Elle fit une drôle de petite révérence et sortit en refermant doucement la porte.

Nous restâmes silencieux un long moment. Le visage de Colette se figeait à vue d'œil. Laure vérifiait son maquillage dans un miroir de poche. Cécile semblait pétrifiée.

Bertrand n'avait pas dit un mot. Il se tenait face à la fenêtre, les mains croisées dans le dos. Pas une fois il ne m'avait regardée. Ni moi ni personne d'autre.

Édouard se leva et vint déposer une caresse sur mes cheveux, avec une tendresse très paternelle. Ses yeux bleu pâle clignèrent en me regardant, puis il murmura dans le creux de mon oreille:

«Tu as fait ce qu'il fallait. Tu as bien fait.»

Mais, plus tard dans la soirée, seule dans mon lit, incapable de lire, de penser, de faire quoi que ce soit à part regarder le plafond, je me posais encore des questions.

Je pensais à William. Je ne savais pas où il était mais j'étais sûre qu'il essayait de rassembler toutes les pièces du puzzle, les vieilles et les nouvelles.

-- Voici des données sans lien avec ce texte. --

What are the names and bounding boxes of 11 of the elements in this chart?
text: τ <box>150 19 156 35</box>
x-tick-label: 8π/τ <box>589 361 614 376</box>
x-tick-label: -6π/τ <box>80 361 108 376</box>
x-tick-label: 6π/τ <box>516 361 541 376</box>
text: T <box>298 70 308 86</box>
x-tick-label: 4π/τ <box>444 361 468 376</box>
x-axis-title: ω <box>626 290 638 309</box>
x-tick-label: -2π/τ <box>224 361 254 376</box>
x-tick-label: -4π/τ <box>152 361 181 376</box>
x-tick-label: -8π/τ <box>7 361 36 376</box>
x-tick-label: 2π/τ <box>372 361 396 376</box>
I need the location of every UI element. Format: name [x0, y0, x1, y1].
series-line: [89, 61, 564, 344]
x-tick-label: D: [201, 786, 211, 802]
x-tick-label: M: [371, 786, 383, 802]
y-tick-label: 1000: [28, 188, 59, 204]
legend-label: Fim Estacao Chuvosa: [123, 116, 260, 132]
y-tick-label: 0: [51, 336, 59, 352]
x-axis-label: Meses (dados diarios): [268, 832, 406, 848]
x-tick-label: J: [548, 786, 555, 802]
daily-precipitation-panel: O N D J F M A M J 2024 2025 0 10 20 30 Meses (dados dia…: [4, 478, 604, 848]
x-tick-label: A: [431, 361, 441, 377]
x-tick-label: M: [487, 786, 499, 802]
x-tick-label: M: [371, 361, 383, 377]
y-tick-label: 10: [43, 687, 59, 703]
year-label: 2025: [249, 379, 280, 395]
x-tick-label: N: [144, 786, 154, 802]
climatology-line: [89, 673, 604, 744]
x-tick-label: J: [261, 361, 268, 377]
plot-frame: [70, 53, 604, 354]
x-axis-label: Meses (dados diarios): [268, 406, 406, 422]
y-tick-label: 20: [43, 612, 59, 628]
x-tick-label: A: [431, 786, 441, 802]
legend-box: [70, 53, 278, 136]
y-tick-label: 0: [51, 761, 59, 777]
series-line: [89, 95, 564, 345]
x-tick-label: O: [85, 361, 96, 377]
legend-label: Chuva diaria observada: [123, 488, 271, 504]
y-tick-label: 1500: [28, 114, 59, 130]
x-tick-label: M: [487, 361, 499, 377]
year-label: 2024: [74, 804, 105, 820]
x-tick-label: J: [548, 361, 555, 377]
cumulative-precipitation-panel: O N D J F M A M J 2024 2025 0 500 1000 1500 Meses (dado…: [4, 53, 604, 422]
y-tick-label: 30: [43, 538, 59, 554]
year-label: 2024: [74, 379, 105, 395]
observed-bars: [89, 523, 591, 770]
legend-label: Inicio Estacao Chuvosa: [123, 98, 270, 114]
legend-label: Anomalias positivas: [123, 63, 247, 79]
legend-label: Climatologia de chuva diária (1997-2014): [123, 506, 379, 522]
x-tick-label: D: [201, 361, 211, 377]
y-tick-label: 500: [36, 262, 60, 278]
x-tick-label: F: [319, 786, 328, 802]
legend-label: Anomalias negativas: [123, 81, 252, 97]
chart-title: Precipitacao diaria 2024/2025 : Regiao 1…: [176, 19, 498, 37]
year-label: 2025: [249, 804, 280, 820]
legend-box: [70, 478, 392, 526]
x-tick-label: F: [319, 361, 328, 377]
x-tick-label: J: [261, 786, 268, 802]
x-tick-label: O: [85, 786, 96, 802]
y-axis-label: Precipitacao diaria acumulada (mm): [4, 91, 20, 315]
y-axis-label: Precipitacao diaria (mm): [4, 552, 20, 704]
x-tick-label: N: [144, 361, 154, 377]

Je pensais à la famille Tézac qui, pour une fois, avait dû sortir de sa coquille, se parler, mettre au grand jour un sombre et triste secret. Je pensais à Bertrand me tournant le dos.

Tu as fait ce qu'il fallait. Tu as bien fait.

Était‑ce Édouard qui avait raison? Je n'arrivais pas à en être sûre.

Zoë poussa la porte et se glissa dans mon lit. Elle se blottit contre moi comme un petit chiot, me prit la main et y déposa un long baiser, puis cala la tête sur mon épaule.

On entendait la rumeur de la circulation sur le boulevard Montparnasse. Il était tard. Bertrand était sans doute avec Amélie. Il était si loin de moi, comme un étranger. Comme quelqu'un que je connaîtrais à peine.

Deux familles, j'avais réuni deux familles, au moins pour aujourd'hui. Deux familles qui ne seraient plus jamais les mêmes.

Avais‑je bien fait?

Je ne savais que penser.

Zoë s'endormit à mes côtés. Son souffle lent me chatouillait le cou. Je pensais à l'enfant qui naîtrait bientôt et une sorte de paix m'envahit. Un sentiment de sérénité qui m'apaisa pendant un moment. Mais la douleur et la tristesse étaient toujours là.